Non-flying aircraft sitting on the tarmac included an assortment of museum aircraft including the Avro Anson. At onetime, very visible flying museum aircraft, the Anson has been 'grounded' for several years now and won't fly again until, or if/when, it has undergone restoration. Also on the tarmac in static display, the visiting Vintage Wings of Canada P-40, one of the most stunning fighter aircraft gracing the skies of Southern Ontario these days.

As you enter the museum, on the wall across from the front desk is a stunning tribute
to the men and women of the wartime RCAF including these two molded figures.

Of course, the museum isn't just about flying aircraft, it's also about static displays and memorials, tributes, and memories of those who flew and fought for our freedom, those who pioneered flight and set the stage for aviation, not only in Canada, but around the world. Those of us who enjoy flight today; enjoy the freedoms we have today; and the lives we live today have them to thank.

Close up of the cockpit and nose of the Canso as she flies overhead in a turn for the circuit, left. The Lancaster returning from a member ride, making for the downwind leg after a "museum arrival" pass, right.

So, whether you're a father, a dad, a grandfather, grandpa, poppa or pops and you like airplanes, aviation, and/or aviation history, drop some hints to your son or daughter, your wife or your grandchildren. Maybe you're a father to be or maybe you just love airplanes. Well then, Canadian Warplane Heritage Flyfest on Father's Day weekend is a great place to celebrate and remember.
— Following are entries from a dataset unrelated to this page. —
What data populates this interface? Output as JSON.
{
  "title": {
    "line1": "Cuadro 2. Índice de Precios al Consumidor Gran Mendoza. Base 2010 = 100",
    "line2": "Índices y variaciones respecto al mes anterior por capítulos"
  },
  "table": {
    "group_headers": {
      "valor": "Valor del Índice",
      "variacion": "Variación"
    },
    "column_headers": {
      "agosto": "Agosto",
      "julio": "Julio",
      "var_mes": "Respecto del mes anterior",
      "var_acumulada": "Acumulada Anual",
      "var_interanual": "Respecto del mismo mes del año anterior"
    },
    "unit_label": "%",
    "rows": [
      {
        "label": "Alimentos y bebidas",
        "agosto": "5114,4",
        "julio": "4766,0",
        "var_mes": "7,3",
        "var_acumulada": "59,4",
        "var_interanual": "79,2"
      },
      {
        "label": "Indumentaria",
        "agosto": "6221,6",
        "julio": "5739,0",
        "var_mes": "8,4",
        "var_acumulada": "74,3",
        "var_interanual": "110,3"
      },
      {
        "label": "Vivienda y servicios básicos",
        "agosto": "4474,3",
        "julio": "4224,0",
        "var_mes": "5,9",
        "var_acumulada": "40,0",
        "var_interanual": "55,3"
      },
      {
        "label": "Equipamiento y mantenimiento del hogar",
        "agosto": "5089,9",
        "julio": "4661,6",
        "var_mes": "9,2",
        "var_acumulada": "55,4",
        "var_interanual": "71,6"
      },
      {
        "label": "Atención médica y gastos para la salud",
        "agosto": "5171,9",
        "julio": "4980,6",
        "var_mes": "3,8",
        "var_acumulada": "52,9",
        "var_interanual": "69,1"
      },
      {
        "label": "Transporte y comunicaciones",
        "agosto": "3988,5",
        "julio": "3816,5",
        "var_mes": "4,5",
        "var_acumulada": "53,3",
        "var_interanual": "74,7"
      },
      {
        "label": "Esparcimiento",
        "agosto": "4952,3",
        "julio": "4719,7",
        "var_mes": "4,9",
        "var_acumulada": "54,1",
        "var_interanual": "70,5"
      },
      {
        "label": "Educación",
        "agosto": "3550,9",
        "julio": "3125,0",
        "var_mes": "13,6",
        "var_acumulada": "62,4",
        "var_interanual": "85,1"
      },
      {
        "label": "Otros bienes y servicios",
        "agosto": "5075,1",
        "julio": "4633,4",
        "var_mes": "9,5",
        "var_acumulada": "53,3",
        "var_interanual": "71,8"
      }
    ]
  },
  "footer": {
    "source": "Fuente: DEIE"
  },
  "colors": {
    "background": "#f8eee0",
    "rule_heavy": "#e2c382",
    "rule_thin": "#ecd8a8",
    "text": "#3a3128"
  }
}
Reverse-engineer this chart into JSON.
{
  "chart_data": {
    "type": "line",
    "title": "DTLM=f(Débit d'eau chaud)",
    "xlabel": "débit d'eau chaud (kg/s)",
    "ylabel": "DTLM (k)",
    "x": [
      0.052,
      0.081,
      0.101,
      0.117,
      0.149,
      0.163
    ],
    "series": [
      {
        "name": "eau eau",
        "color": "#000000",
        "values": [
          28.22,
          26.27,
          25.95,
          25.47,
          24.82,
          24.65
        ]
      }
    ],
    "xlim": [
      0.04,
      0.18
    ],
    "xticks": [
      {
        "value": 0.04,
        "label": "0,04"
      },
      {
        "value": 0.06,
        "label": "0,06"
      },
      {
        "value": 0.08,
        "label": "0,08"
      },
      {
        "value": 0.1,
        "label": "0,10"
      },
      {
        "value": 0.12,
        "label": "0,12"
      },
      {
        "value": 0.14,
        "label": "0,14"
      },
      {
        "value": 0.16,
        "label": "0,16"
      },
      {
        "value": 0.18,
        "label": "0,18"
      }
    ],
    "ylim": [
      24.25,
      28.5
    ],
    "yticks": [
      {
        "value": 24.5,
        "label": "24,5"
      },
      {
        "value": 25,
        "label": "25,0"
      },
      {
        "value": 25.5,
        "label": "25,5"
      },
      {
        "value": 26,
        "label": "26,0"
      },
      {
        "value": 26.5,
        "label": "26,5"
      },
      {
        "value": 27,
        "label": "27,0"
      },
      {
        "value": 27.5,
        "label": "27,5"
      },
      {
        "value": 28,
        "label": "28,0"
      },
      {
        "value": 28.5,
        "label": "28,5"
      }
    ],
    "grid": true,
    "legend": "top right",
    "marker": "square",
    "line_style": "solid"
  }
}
The Dak in a nice tight turn, left. Some of the other CWH static museum aircraft on the tarmac in front of the museum. In the foreground is the de Havilland Vampire, then the Canadair Tutor and the Canadair F-86 Sabre, right.


Two more of the molded figures that appear on the mural
just inside the entrance to the museum.


Tight, close-up of the cockpit of the B-25 Mitchell and crew, left,
and the B-25 in a nice banked pass, right.


Ending the day, the HAG C-47 in formation with the CWH Dak as they approach
the museum with the Ontario, Canadian, and RCAF flags in the foreground.